Im BEM-Verfahren könnten sämtliche Beteiligte Lösungsvorschläge oder sinnvoll erscheinende Aspekte einbringen. Die Arbeitgeberin könne das BEM-Gespräch nicht erzwingen und in dessen Verlauf keine einseitigen Maßnahmen treffen. Deshalb sei nicht ersichtlich, warum es auf der Arbeitnehmerseite der Teilnahme eines Rechtsanwalts bedürfe. Die Teilnahme der vom Gesetz vorgesehenen Beteiligten sei zur Erreichung des angestrebten Zieles ausreichend.

Hingegen sollte Arbeitnehmern die Hinzuziehung eines Rechtsanwalts bei grundlegenden Änderungen des Arbeitsvertrages oder möglicher Kündigung des Arbeitsverhältnisses ermöglicht werden.

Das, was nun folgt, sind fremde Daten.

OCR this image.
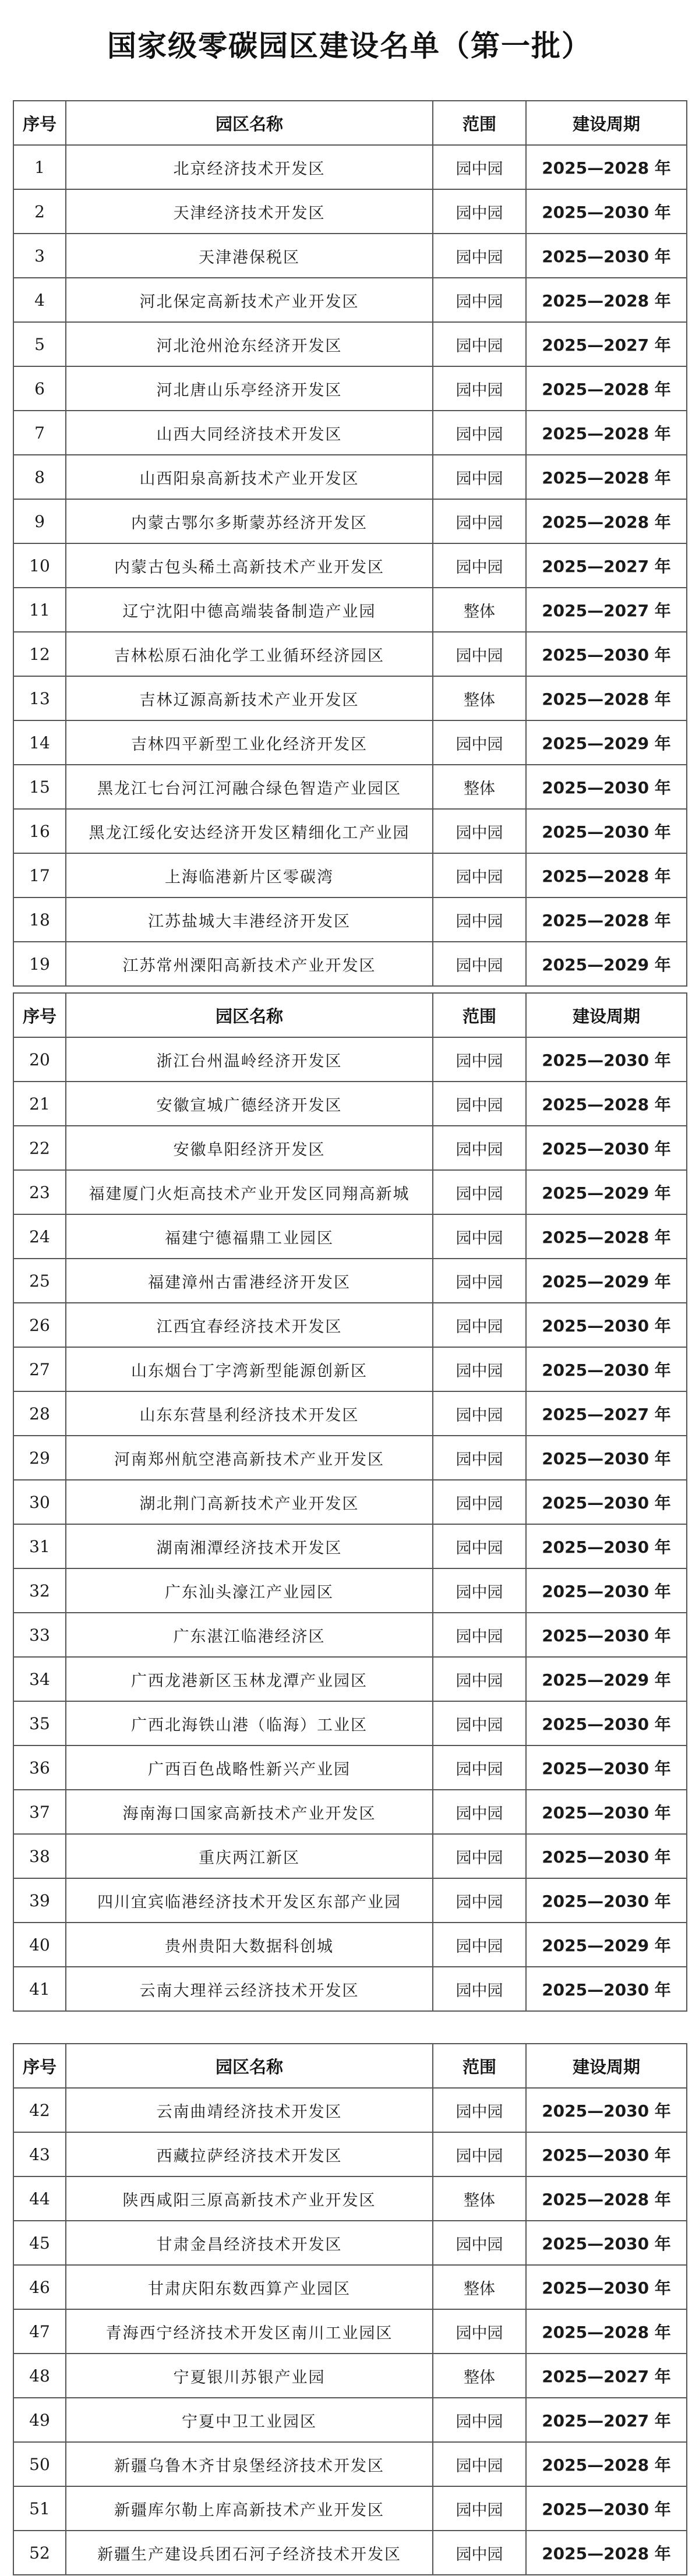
国家级零碳园区建设名单（第一批）
序号	园区名称	范围	建设周期
1	北京经济技术开发区	园中园	2025—2028 年
2	天津经济技术开发区	园中园	2025—2030 年
3	天津港保税区	园中园	2025—2030 年
4	河北保定高新技术产业开发区	园中园	2025—2028 年
5	河北沧州沧东经济开发区	园中园	2025—2027 年
6	河北唐山乐亭经济开发区	园中园	2025—2028 年
7	山西大同经济技术开发区	园中园	2025—2028 年
8	山西阳泉高新技术产业开发区	园中园	2025—2028 年
9	内蒙古鄂尔多斯蒙苏经济开发区	园中园	2025—2028 年
10	内蒙古包头稀土高新技术产业开发区	园中园	2025—2027 年
11	辽宁沈阳中德高端装备制造产业园	整体	2025—2027 年
12	吉林松原石油化学工业循环经济园区	园中园	2025—2030 年
13	吉林辽源高新技术产业开发区	整体	2025—2028 年
14	吉林四平新型工业化经济开发区	园中园	2025—2029 年
15	黑龙江七台河江河融合绿色智造产业园区	整体	2025—2030 年
16	黑龙江绥化安达经济开发区精细化工产业园	园中园	2025—2030 年
17	上海临港新片区零碳湾	园中园	2025—2028 年
18	江苏盐城大丰港经济开发区	园中园	2025—2028 年
19	江苏常州溧阳高新技术产业开发区	园中园	2025—2029 年
序号	园区名称	范围	建设周期
20	浙江台州温岭经济开发区	园中园	2025—2030 年
21	安徽宣城广德经济开发区	园中园	2025—2028 年
22	安徽阜阳经济开发区	园中园	2025—2030 年
23	福建厦门火炬高技术产业开发区同翔高新城	园中园	2025—2029 年
24	福建宁德福鼎工业园区	园中园	2025—2028 年
25	福建漳州古雷港经济开发区	园中园	2025—2029 年
26	江西宜春经济技术开发区	园中园	2025—2030 年
27	山东烟台丁字湾新型能源创新区	园中园	2025—2030 年
28	山东东营垦利经济技术开发区	园中园	2025—2027 年
29	河南郑州航空港高新技术产业开发区	园中园	2025—2030 年
30	湖北荆门高新技术产业开发区	园中园	2025—2030 年
31	湖南湘潭经济技术开发区	园中园	2025—2030 年
32	广东汕头濠江产业园区	园中园	2025—2030 年
33	广东湛江临港经济区	园中园	2025—2030 年
34	广西龙港新区玉林龙潭产业园区	园中园	2025—2029 年
35	广西北海铁山港（临海）工业区	园中园	2025—2030 年
36	广西百色战略性新兴产业园	园中园	2025—2030 年
37	海南海口国家高新技术产业开发区	园中园	2025—2030 年
38	重庆两江新区	园中园	2025—2030 年
39	四川宜宾临港经济技术开发区东部产业园	园中园	2025—2030 年
40	贵州贵阳大数据科创城	园中园	2025—2029 年
41	云南大理祥云经济技术开发区	园中园	2025—2030 年
序号	园区名称	范围	建设周期
42	云南曲靖经济技术开发区	园中园	2025—2030 年
43	西藏拉萨经济技术开发区	园中园	2025—2030 年
44	陕西咸阳三原高新技术产业开发区	整体	2025—2028 年
45	甘肃金昌经济技术开发区	园中园	2025—2030 年
46	甘肃庆阳东数西算产业园区	整体	2025—2030 年
47	青海西宁经济技术开发区南川工业园区	园中园	2025—2028 年
48	宁夏银川苏银产业园	整体	2025—2027 年
49	宁夏中卫工业园区	园中园	2025—2027 年
50	新疆乌鲁木齐甘泉堡经济技术开发区	园中园	2025—2028 年
51	新疆库尔勒上库高新技术产业开发区	园中园	2025—2030 年
52	新疆生产建设兵团石河子经济技术开发区	园中园	2025—2028 年
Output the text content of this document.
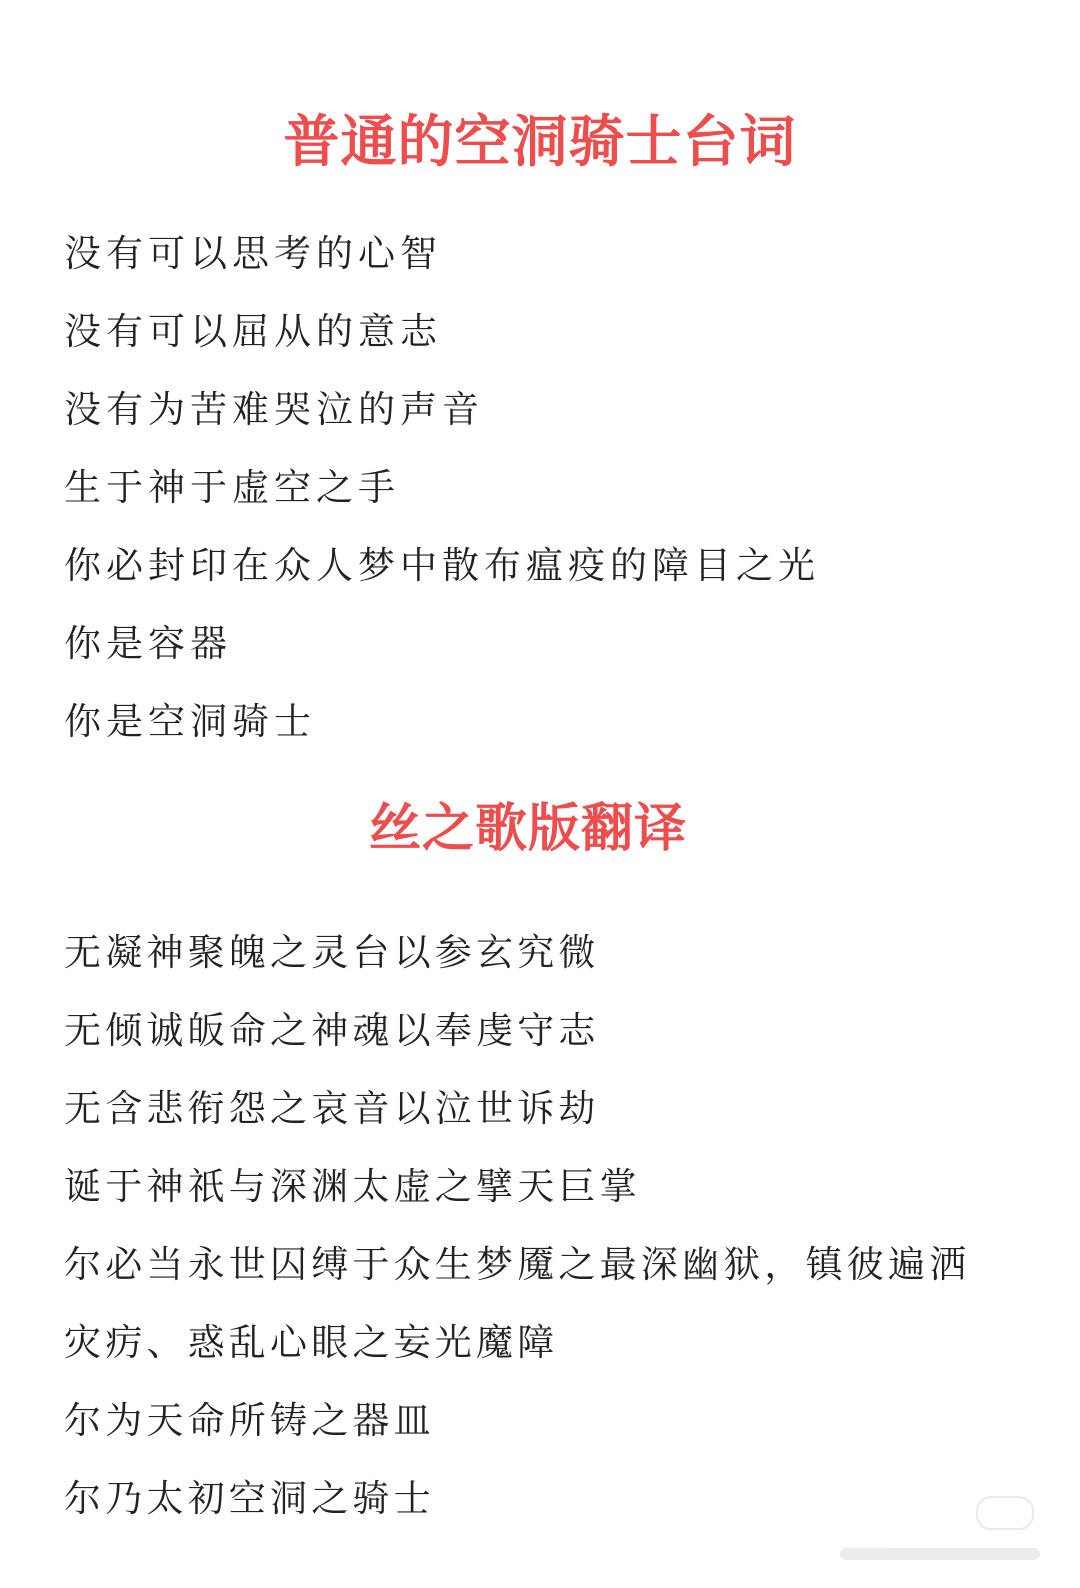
普通的空洞骑士台词
没有可以思考的心智
没有可以屈从的意志
没有为苦难哭泣的声音
生于神于虚空之手
你必封印在众人梦中散布瘟疫的障目之光
你是容器
你是空洞骑士
丝之歌版翻译
无凝神聚魄之灵台以参玄究微
无倾诚皈命之神魂以奉虔守志
无含悲衔怨之哀音以泣世诉劫
诞于神祇与深渊太虚之擘天巨掌
尔必当永世囚缚于众生梦魇之最深幽狱，镇彼遍洒
灾疠、惑乱心眼之妄光魔障
尔为天命所铸之器皿
尔乃太初空洞之骑士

Das BEM-Gespräch verfolge den Zweck, der Gefährdung des Arbeitsverhältnisses aus gesundheitlichen Gründen möglichst frühzeitig vorzubeugen. Eine rechtsverbindliche, inhaltliche Änderung des Arbeitsverhältnisses sei damit nicht verbunden.

Lediglich falls die Arbeitgeberin die BEM-Gespräche unter Begleitung eines Rechtsvertreters, wie etwa einen Vertreter des Arbeitgeberverbandes Metall durchführen würde, wäre die Vertretung des Arbeitnehmers durch einen Rechtsanwalt gerechtfertigt.

Die nicht näher benannten eingeschränkten kognitiven Fähigkeiten des Schwerbehinderten seien ebenfalls kein Grund einen Rechtsanwalt zu beteiligen. Die Arbeitgeberin habe die Frau des Schwerbehinderten eingeladen, die bei einer Überforderung durch das Gespräch hilfreich eingreifen könnte.

Im BEM-Gespräch gehe es nicht um existentielle, grundlegende Angelegenheiten und es sei auch nicht davon auszugehen, dass das Gespräch über einen längeren Zeitraum geführt würde. Der Zweck des BEM-Gesprächs sei im Rahmen von Gesundheitsprävention die Überwindung und Vorbeugung von Arbeitsunfähigkeit.